Bien sûr, je démarrai modestement. Ma première conquête fut une quinquagénaire libidineuse rencontrée au Franprix. Puis, lentement mais sûrement, je montai en gamme. Ce fut le tour d’une quadragénaire un peu rondelette que j’abordai au café Pierrot, et qui, après une demi-heure me conduisit chez elle. Après quoi se succédèrent une assez jolie brune de trente-huit ans, un rien vulgaire, une jeune mère de famille dépressive mais pas dépourvue de charme, et enfin une pharmacienne de trente ans tout juste, vraiment jolie, elle, bien dans sa peau et qui semblait vouloir s’attacher à moi. Mais je ne comptais pas m’arrêter en si bon chemin…

   - Alors, me demandait régulièrement ma femme, tu en es où ?

   Je ne lui cachai rien de mes aventures, pas plus qu’elle ne me dissimulait les siennes. Notre rivalité, car c’était bien le mot, allait bon train.

   - Ça fait plus que s’arranger, ma chérie, je me sens littéralement revivre… Tous ces corps, ces parfums, il n’y a pas de plus grand plaisir sur terre que de faire l’amour avec une femme. Et toi ?

   - Oh moi, c’est toujours pareil, des jeunes types n’arrêtent pas de me courtiser… C’est pas croyable.

   Après une dizaine de conquêtes en trois mois, je pouvais m’estimer satisfait,
mais je ne voulais pas perdre de vue mon seul et unique objectif : coucher avec une jolie fille de 20 ans. Elle verrait bien, ma cougar de femme, qu’elle n’était pas la seule à plaire à la jeunesse…
C’est ainsi que samedi dernier, je suis retourné square Dupleix. Je ne comptais bien sûr pas revoir la baby sitter de l’autre fois, mais c’est ce qui se produisit pourtant. Elle était là sur son banc, à la même place. J’étais plus mince, mieux habillé, et plus à l’aise sans doute du fait de mes récents succès, mais de là à ne pas me reconnaître…  D’elle-même elle se tourna vers moi et nous engageâmes la conversation. Un peu plus tard, je lui donnai rendez-vous pour le soir même dans un bar. Et le reste suivit, comme une lettre à la poste.

   - Tu ne vas pas me croire, annonçai-je à ma femme au retour de mes turpitudes. Je viens de coucher avec une fille, tiens-toi bien, elle vient d’avoir dix-neuf ans… Jolie, intelligente, sensuelle, elle me plaît terriblement.

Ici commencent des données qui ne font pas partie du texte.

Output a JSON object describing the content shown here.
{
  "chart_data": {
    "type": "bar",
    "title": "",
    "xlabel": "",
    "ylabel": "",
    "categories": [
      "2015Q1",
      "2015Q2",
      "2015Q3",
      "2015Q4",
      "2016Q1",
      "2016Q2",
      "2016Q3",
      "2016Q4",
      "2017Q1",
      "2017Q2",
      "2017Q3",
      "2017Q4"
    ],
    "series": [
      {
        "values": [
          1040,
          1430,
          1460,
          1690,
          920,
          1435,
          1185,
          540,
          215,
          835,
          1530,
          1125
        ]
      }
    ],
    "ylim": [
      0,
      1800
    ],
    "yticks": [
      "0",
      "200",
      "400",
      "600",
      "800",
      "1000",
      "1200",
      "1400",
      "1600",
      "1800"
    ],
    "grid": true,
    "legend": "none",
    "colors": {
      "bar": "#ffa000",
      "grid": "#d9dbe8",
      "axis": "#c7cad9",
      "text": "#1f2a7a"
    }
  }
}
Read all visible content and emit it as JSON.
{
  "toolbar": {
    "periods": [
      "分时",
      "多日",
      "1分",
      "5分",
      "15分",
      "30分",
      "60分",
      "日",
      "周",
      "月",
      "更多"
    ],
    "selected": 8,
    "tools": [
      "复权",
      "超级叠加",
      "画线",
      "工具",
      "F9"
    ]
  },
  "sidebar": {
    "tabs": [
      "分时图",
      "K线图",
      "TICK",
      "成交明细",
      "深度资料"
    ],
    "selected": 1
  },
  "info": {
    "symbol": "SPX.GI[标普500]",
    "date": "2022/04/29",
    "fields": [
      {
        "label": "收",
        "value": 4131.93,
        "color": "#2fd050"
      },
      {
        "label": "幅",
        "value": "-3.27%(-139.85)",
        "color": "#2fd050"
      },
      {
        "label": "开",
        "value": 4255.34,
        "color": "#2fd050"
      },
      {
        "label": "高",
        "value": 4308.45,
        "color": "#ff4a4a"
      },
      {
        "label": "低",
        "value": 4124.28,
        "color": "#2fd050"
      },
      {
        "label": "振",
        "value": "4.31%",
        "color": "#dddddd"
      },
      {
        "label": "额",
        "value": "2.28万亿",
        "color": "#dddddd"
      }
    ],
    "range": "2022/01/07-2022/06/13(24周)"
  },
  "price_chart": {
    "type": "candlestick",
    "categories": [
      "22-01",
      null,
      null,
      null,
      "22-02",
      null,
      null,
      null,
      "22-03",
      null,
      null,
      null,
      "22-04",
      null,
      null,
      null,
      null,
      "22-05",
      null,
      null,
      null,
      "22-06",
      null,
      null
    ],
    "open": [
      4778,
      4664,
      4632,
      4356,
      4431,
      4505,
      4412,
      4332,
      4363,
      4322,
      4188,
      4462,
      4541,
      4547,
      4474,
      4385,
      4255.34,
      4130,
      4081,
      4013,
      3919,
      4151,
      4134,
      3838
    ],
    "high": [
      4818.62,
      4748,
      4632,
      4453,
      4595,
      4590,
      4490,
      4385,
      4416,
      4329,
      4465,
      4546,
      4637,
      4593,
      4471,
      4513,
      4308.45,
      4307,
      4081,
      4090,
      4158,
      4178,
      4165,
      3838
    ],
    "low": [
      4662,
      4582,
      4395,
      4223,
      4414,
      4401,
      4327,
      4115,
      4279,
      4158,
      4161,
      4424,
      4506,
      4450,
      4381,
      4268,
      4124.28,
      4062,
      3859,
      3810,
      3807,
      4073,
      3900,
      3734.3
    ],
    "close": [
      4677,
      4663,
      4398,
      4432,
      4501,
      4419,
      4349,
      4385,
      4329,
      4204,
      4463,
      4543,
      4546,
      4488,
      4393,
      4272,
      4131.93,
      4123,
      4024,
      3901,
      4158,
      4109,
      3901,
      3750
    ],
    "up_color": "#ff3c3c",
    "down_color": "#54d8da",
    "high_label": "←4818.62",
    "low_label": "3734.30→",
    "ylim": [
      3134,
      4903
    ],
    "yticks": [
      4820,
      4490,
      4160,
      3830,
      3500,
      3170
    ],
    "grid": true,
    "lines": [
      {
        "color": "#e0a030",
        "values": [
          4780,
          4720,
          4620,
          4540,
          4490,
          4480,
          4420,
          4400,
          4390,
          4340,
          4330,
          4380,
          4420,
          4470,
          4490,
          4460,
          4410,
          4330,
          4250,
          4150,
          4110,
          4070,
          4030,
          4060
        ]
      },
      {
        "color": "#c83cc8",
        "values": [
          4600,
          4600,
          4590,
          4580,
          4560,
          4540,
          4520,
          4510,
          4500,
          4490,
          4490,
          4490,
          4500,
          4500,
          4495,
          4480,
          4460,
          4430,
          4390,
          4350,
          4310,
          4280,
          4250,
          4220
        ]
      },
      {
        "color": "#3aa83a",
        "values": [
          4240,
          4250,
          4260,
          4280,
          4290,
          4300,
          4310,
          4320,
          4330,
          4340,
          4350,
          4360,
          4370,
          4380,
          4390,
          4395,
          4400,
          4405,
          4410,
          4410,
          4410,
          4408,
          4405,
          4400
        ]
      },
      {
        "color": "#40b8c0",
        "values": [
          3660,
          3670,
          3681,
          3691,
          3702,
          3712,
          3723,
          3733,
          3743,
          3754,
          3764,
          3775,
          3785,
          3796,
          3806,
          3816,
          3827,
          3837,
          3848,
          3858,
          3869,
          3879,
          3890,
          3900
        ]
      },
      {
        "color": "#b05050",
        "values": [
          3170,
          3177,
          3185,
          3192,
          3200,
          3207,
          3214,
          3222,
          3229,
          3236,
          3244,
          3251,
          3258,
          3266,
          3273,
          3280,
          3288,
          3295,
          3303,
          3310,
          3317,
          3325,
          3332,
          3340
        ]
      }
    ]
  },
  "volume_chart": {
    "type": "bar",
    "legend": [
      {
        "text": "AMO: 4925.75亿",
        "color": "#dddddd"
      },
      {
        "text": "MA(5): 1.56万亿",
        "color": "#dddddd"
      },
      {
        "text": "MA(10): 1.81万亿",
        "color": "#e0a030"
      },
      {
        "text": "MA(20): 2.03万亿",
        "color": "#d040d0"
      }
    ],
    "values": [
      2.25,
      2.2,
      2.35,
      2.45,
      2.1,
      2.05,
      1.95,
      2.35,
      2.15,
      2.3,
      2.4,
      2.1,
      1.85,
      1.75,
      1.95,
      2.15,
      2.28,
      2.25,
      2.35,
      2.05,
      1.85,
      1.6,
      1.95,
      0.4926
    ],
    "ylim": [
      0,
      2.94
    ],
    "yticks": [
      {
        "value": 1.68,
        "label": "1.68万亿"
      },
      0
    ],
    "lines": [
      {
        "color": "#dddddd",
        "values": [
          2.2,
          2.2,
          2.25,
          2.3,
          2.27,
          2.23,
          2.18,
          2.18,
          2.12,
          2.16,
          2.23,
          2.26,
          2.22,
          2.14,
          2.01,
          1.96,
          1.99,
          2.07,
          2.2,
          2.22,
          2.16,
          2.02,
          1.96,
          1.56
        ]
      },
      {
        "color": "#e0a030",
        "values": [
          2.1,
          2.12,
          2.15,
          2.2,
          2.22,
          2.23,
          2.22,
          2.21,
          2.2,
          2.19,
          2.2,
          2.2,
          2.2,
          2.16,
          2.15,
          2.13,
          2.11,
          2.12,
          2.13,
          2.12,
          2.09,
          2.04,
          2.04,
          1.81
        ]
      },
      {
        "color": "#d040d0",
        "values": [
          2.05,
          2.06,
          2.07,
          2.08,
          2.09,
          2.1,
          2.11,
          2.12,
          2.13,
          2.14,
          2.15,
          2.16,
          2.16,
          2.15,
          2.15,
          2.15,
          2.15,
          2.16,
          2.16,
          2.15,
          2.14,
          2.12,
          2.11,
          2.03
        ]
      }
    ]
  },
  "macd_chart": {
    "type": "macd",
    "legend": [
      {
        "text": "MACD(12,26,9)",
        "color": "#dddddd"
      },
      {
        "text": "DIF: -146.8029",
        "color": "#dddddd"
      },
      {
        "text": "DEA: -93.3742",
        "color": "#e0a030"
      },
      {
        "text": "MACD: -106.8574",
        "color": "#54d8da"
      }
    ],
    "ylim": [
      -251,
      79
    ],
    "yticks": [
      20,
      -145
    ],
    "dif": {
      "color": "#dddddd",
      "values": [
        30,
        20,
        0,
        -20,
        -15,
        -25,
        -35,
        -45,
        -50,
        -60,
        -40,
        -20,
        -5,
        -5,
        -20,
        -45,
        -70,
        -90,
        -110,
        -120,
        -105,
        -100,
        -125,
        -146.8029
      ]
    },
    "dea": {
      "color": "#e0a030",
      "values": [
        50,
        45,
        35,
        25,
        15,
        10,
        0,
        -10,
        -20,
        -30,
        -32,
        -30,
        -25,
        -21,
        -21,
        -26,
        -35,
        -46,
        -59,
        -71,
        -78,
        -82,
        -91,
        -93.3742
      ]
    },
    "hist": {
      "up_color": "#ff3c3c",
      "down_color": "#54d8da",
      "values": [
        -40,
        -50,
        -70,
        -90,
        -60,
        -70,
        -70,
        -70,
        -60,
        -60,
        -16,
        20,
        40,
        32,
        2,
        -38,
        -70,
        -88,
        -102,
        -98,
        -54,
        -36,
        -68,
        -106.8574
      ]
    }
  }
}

   Ma femme avait un air étrangement soucieux.

   - Et… tu comptes la revoir ?

   - Ben, oui, je suppose, à mon âge, une occasion comme ça, on ne la laisse pas filer…

   Un silence s’ensuivit. Puis Aurélie reprit la parole :

   - Franck, il faut que je te dise. Toutes mes histoires de mecs, c’est bidon. C’était seulement pour te réveiller, pour te rappeler que tu as une femme pas trop moche à tes côtés, et que ce serait bien de t’en occuper un peu plus. Mais maintenant je vois bien que je suis allée trop loin, je m’en veux de cette mauvaise idée…

   Aucune nouvelle, évidemment, ne pouvait me faire plus plaisir. Et cette nuit-là, pour fêter la fin de notre petit jeu cruel, ma femme et moi fîmes l’amour comme si c’était la première ou la dernière fois.